In organizations where there is a membership and elections of officers, these jobs change and the changes are registered in the corporation’s minutes. When there is no membership and no election of officers, the same people who initially incorporated the company continue to be the officers, regardless of who they hire to run the organization. Which is why there is so much concern now over who owns the carnival festival.
Mihevc had no right, legally or otherwise, to take the festival away from its founders and owners and give it to someone else to run. More importantly, the fact that he gave it to people with no history of being involved in this city’s carnival, no stake in it, is very troubling indeed.

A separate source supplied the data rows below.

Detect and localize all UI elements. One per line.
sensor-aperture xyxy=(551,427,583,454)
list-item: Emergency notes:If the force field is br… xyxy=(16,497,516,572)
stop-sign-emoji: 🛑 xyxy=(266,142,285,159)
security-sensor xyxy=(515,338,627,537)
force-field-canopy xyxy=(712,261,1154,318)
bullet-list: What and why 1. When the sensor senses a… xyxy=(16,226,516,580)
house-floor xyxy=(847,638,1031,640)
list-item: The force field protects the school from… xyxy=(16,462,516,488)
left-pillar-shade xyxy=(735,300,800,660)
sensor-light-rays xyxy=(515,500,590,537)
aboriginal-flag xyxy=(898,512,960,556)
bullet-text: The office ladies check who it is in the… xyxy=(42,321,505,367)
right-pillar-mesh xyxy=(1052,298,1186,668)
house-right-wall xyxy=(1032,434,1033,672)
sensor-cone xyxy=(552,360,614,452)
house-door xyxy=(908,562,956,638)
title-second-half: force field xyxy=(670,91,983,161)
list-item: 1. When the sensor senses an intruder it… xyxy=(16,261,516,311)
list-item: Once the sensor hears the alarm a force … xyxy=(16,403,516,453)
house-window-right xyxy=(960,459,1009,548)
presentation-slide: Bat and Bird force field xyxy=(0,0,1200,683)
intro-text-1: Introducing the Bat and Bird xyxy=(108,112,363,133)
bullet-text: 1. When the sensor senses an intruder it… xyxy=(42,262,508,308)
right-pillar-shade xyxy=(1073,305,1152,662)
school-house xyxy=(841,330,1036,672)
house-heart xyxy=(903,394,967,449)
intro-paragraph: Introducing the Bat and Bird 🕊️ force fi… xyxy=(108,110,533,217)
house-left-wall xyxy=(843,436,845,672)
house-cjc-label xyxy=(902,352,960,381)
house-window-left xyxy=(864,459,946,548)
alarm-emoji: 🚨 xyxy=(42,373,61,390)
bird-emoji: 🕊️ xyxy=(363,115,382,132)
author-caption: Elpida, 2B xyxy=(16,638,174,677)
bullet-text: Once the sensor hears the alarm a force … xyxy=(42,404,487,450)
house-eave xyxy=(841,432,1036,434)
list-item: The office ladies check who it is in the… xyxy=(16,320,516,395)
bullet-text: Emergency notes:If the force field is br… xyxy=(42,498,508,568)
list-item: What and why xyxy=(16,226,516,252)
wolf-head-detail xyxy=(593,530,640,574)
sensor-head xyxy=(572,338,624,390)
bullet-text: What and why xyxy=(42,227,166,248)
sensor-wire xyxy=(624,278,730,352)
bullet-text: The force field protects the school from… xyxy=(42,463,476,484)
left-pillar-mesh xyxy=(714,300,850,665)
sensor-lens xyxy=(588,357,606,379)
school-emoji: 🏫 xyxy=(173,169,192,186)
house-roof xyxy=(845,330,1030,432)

However, there are some important things worth noting. For one, the various levels of government have been reducing the funding to the FMC. But there is no outcry from the community. That is because members of the community no longer see the carnival as theirs. Especially after one of the principals of the FMC said that he only has to report to the city and the sponsors, and not to the community. So, they are, for all intents and purposes, on their own.
Another is that people are no longer volunteering as they used to. After all, if it is not their festival, why kill themselves to make other people rich?
From what I understand, this might also be affecting the bandleaders, some of whom have seen a decline in the number of people volunteering. That may be the reason some people didn’t get the costumes they paid for as they were not made.
That could seriously impact the already struggling bandleaders who may now find themselves having to hire paid staff, increasing the pressure on the FMC to find more money for them.
This festival very well might end up as the fabled golden goose that got killed.